B: Lentinan (beta-1,3-glucan) was studied on the acute toxicities using both sexes of mice (ICR) and rats (CD) treated intravenously (i.v.) intraperitoneally (i.p.), subcutaneously (s.c.) and orally (Moriyuki and Ichimura 1980). LD50 values in mg/kg body weight were essentially the same regardless of species as well as sexes and estimated as follows: 250-500 (i.v.) greater than 2500 (i.p., s.c., and p.o.). Cyanosis, convulsion and death were observed in both species of animals administered (i.v.) with only higher dosages of lentinan. No remarkable toxic signs being specific from lentinan were observed in any cases of treatment, i.p., s.c., and p.o. Gross findings: enlargement of the spleen (i.v., i.p., s.c.) and coarse nodular surface of the kidney (i.v.) in the both species of animals, erythema of the ears (i.v., i.p., s.c.) in mice, mesenteric petechial haemorrhage of the lung and abdomen (i.v.), enlargement of the mesenteric lymph nodes (i.v.) and oedema of the diaphragm and intestine (i.p.) in rats were observed. In parallel, another sample of lentinan for clinical use prepared by freeze-dried procedure was tested in both sexes of mice and rats treated by i.v. alone, comparing with an original sample mentioned above. So far as the acute toxicities of lentinans concerned, no significant differences between the two preparations were observed.
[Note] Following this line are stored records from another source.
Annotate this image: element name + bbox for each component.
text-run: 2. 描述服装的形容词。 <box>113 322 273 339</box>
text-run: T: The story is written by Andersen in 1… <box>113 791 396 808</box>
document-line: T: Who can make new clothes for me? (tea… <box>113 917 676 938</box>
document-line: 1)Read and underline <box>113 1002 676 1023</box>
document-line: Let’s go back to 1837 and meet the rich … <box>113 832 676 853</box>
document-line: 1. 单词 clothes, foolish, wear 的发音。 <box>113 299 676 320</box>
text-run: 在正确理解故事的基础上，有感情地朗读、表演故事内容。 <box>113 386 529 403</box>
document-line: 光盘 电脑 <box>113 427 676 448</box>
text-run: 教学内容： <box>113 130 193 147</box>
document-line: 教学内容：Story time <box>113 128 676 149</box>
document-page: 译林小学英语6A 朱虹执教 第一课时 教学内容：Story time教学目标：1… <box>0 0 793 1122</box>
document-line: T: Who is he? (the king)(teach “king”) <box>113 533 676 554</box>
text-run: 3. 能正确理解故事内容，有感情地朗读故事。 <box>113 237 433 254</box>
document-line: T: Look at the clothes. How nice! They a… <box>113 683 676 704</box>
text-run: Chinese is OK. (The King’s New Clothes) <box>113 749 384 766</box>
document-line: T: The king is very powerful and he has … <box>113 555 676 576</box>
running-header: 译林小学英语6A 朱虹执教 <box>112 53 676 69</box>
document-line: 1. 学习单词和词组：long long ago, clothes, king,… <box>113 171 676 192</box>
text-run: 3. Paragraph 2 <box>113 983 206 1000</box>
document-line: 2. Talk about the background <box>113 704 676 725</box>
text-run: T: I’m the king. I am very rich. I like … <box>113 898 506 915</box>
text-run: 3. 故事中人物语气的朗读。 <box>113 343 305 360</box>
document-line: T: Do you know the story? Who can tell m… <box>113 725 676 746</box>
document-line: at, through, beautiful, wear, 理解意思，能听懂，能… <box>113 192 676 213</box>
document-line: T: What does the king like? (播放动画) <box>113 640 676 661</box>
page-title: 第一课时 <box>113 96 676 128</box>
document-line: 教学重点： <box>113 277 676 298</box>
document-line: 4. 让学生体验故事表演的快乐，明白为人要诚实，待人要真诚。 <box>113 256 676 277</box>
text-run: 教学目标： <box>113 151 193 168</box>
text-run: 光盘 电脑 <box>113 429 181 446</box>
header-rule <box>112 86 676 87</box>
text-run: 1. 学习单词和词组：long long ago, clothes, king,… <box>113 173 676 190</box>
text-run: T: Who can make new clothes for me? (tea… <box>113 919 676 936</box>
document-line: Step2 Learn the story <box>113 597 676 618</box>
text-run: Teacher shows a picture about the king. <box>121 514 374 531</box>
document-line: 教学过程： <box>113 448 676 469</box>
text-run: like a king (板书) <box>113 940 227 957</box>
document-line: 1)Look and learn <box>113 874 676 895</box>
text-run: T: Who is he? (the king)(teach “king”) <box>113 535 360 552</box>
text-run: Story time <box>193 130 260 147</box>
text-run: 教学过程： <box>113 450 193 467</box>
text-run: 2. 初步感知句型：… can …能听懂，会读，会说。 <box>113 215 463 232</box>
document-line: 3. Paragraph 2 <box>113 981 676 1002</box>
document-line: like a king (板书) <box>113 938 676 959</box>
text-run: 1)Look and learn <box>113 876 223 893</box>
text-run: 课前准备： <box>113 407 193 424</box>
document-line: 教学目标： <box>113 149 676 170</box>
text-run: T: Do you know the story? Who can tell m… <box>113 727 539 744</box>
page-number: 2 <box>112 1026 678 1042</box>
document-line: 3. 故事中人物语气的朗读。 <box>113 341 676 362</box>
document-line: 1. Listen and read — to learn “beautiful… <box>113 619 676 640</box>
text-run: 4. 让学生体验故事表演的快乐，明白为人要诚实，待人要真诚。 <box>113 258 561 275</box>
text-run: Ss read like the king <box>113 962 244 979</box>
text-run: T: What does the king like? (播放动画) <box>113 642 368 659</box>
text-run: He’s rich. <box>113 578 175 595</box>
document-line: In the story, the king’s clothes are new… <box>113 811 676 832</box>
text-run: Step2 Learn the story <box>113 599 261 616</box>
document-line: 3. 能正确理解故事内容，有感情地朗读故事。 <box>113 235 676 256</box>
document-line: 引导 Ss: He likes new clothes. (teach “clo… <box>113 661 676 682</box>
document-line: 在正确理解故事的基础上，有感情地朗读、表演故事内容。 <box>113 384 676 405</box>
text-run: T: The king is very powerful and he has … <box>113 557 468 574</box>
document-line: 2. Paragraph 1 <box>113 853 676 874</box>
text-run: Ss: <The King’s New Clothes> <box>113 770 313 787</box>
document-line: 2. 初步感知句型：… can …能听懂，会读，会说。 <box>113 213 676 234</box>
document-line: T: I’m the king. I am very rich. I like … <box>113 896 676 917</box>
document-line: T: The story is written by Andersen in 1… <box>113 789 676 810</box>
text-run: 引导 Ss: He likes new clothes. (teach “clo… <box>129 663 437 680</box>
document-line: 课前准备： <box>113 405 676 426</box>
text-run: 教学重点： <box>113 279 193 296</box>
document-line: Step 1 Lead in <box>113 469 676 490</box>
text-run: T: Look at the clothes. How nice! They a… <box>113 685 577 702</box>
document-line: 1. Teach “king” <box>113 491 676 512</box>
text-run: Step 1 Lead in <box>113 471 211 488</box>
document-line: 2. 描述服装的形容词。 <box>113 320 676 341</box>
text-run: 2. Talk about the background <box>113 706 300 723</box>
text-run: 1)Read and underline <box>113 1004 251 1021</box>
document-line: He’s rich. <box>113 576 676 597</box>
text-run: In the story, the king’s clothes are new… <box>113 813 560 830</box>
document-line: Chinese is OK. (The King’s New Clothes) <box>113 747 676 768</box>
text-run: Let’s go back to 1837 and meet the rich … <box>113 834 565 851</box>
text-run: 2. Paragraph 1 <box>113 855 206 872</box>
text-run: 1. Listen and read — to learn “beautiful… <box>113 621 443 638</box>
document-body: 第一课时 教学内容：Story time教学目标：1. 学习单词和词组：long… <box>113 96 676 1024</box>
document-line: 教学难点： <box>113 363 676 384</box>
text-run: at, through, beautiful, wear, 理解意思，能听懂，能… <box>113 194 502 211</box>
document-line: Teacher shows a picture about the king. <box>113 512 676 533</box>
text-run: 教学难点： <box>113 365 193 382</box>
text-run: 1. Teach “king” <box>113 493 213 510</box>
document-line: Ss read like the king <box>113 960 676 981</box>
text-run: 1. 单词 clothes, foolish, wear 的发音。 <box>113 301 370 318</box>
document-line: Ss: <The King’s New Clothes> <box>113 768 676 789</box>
C: Mice, rats and rabbits of both sexes were used for pharmacological an acute toxicological study with antitumor polysaccharide, schizophyllan (Matsuo et al. 1982). The physiologically tolerable maximum doses SPG (schizophyllan) were administered by i.m., s.c., i.p. and i.v. routes, respectively. No dead case was found in any species and any administration route during 14 days after a single administration of up to 2000 mg/kg i.p, 300 mg/kg i.v.; 100 mg/kg i.m., and 2000 mg/kg s.c. Sub-acute toxicology was evaluated after s.c. administration on alternate days for 3 months with doses up to 40 mg/kg. No dead cases were found, no significant alteration on body weight, food consumption of water intake was observed.